Orkamemnon heaved back, then flipped him about and ran into the fray, carrying Tachna off the floor like a battering ram. Orks crashed into the foes' front, bowled over by their sprint, but Orkamemnon cared not. Space Marines went down too, unable to get out of the way in time. The Warboss took great pleasure in stepping on them as he passed. Into the middle of the chamber he charged, then hoisted Tachna high, holding him aloft like a weightlifter does a dumbell.

"I'm gonna snap ya spine!" Orkamemnon hissed as he exerted enormous pressure with his swollen muscles.

Armour creaked in protest as Tachna snarled, "Il-Tzak does not yield, Il-Tzak does not break!"

"Keep yappin, you gonna snap like a twig!"

"Foolish is he who forgets his enemies' most deadly weapon!"

The rocket launchers on Tachna's back erupted in streaking contrails and a second later punched into the roof. Rippling explosions detonated a heartbeat later blasting the interior of the building. An instant blizzard of falling masonry and beams toppled upon the fighting warriors, inundating them in a storm of debris. Orkamemnon saw the chandelier coming down, its sharpened edges coming right at him. He threw Tachna aside as he dove away, raising his arms to protect his head in a reflex even Orks could not deny.

Crashing echoes thundered in his ears and his back was battered as bricks and beams hammered at him. The weight piling on him doubled, then doubled again, then again, threatening to crush even his enormous bulk. Orkamemnon could do nothing but shelter his head and try to breathe through the rock dust and plaster coating his larynx. Light disappeared, crashes echoed and he was buried in the detritus. Finally the booming crashes ceased and he dared to move. The weight piled upon him was immense, his position bad, but the ebbing strength of Waaagh energy was undeniable. Orkamemnon pushed himself upright, shifting more debris than a bulldozer could, his raw strength impossible to resist. He broke the surface, showering chips of plater and dust off in a cascade of grey, only to find the building had been gutted. The interior of the house was a hollow ruin, devoid of internal flooring, the roof supported only by its exterior walls. Like a rotten tooth it stood, a circle of apparent health encompassing a black void.

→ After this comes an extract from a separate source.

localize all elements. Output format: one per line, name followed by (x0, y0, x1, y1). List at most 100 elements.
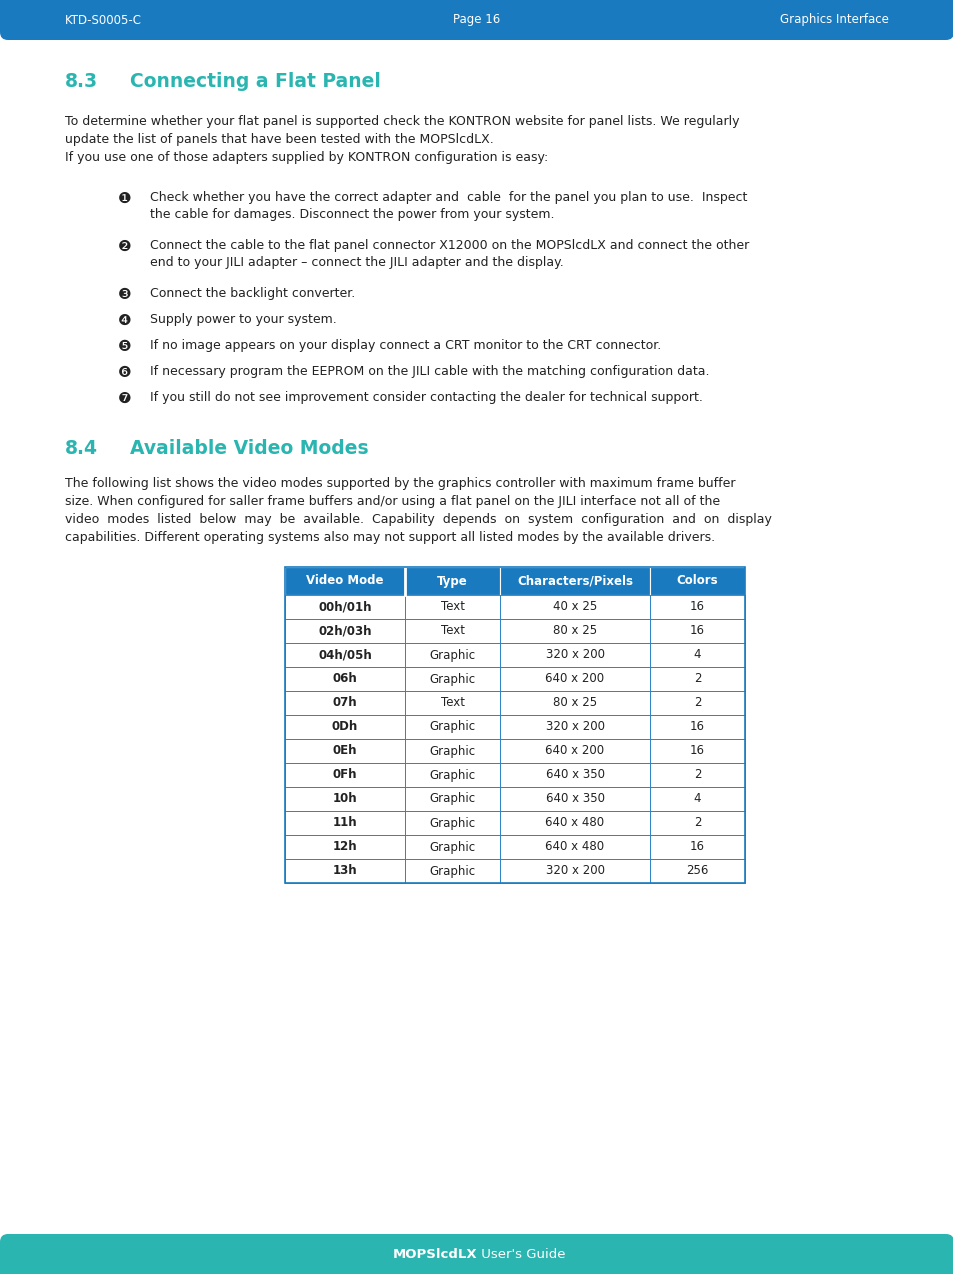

Orkamemnon didn't care about that though, what concerned him was the Smoke Jaguars had vanished.

"Where iz dat sneaky git?!" he bellowed.

Echoing groans were his answer and he yelled, "I said where dey go?!"

A shuffle of debris revealed Sorkrates emerging, he'd survived by wedging himself in a corner and planting his shield at an angle, "I'z getting tired 'a buildings being dropped on me 'ead!"

Orkamemnon ignored his comrades' plight, "Where dat wretched grot-fondler go?!"

"Dunt see em boss, guess dey got out da same way dey got in."

Orkamemnon was incensed, "Cowardly ferrets run away from a fite! Dat's not on. I'm gonna make dem pay for dis insult! I waz gonna burn dis city to da ground anyway but now I'z gonna make it hurt! When iz get my hands on dem Smoke Jaguars I'z gonna make dere deaths slow and painful. Nobody in da history of suffering 'as suffered like da suffering I'll make dem suffer!"